Sunday, August 23, 2009

Chalazion (warning: medical drama)

Don't know what this is? If you don't-then that's a good thing for you. I've had a wonderful life filled with them, including numerous surgeries to get rid of em. Intrigued yet? Trust me, it isn't the greatest thing in the world.

I just had surgery, again, Friday to have two more of these bad boys removed. To keep you from having to google this wonderful word candy, I will get you in the know.

Chalazion (sha-lay-ze-on) are swollen masses that occur inside your eyelids. (commence queasiness in stomach now). This occurs when the natural oils in your pores cannot drain forcing them to swell. And yes-they are uncomfortable. Sometimes they block my vision; other times they make me look like I'm constantly crying (No I'm not sad over what you have just told me). And still other times they make me look stoned. (this may not be because of the chalazion ha ha).

Anyway-the procedure to remove these sucks. I thought about writing a wonderful descriptionary context better than "sucks", but honestly that just about fits it. First and foremost, and the most easy part, they put eye drops in to numb your eyeball. Not that they will be touching it in anyway-I think that just do it for fun. Then I proceeded to get not one...not two...but THREE SHOTS IN MY EYELID. Holy jumpin jesus juice that hurt.

(pause for dramatic effect)

But now the fun part. Ladies? You ever curl your eyelashes? You know that contraption you use that's crescent shaped? They use one of these puppies to grasp your eyelid and then clamp it back against your forehead. Now I know why they numb your eyeball, because suddenly you are reading the deepest secrets of your inner brain because its backwards (the eye not my secrets). Then just as quick as can be they "lance" the "bump" and squeeze the shit out of your eyelid to get the stuff out. The stuff I'm assuming is a collection of various colored liquids consisting of something I'd rather not think about. And all done!

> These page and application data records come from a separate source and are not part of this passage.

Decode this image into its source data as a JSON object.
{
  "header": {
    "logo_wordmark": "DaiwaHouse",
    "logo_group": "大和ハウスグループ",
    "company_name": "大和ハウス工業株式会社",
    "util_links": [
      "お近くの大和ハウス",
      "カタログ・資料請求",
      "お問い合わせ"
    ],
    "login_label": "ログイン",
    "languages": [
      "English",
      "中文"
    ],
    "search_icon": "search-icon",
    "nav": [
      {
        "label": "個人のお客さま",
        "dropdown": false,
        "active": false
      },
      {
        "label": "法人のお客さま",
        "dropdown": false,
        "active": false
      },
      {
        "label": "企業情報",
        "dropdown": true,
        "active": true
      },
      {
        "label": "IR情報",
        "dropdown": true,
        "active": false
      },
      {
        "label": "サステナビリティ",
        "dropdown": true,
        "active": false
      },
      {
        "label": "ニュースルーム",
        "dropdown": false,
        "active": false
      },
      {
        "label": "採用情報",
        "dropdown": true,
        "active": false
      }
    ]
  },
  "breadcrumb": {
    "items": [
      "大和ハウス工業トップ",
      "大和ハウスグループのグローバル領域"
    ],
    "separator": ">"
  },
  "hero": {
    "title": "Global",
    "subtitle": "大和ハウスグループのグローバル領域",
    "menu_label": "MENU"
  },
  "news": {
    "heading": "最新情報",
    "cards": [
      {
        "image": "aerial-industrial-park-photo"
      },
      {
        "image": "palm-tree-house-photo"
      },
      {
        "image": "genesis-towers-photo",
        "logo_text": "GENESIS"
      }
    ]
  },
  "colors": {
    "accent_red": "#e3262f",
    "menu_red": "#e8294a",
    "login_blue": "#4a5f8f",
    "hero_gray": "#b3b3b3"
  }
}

The truly sad part? I'm liable to get these the remainder of my life. Some go away. Some swell to the size of peas. Hell I've had 8 surgeries so far. I'm a pro now!

6 comments:

Katie said...

That is the coolest word I have ever heard. I would never have guessed that its a name for an eye crust/growth/whatever. I would probably use it like:

"What are you doing today?"
"Nothing much. Just chalazion around my apartment."

or

"He's such a beautiful baby! I want to name him Chalazion."

Seriously, I'm sorry you have to go through that mess. If I could take the pain away from you, I totally wouldn't. But I'm still feeling kind of sad for you.

Andrew said...

omg. I want to hug you.

Nice guys finish last...or something like that said...

Andrew-Friday?
Katie-thanks K!! :-)

Salma said...

Oh yeah, chalazions do suck (I know what I'm talking about!)

Cheer up!

Saadi said...

Lol, I googled it even before you told me!

I'm studying to be a doctor, and my eye ward is yet to start! And I had not heard of these mean critters up till now!

And the procedure sounds so fascinating but I'm damn sure it's something totally different to go through it!

Sorry if I'm sounding like a air-head! I love reading about surgeries!

Jack said...

yeah, I had one for 5 months and there is still scar tissue today (it started appearing in January). My sympathies go out to you because these things just plain suck and look really gross. Mine was so big I rocked a band-aide for 3 months straight. Got a lot of Nelly jokes. The doctor said it was like Wikipedia page big. Keep those compresses and baby shampoo washes going.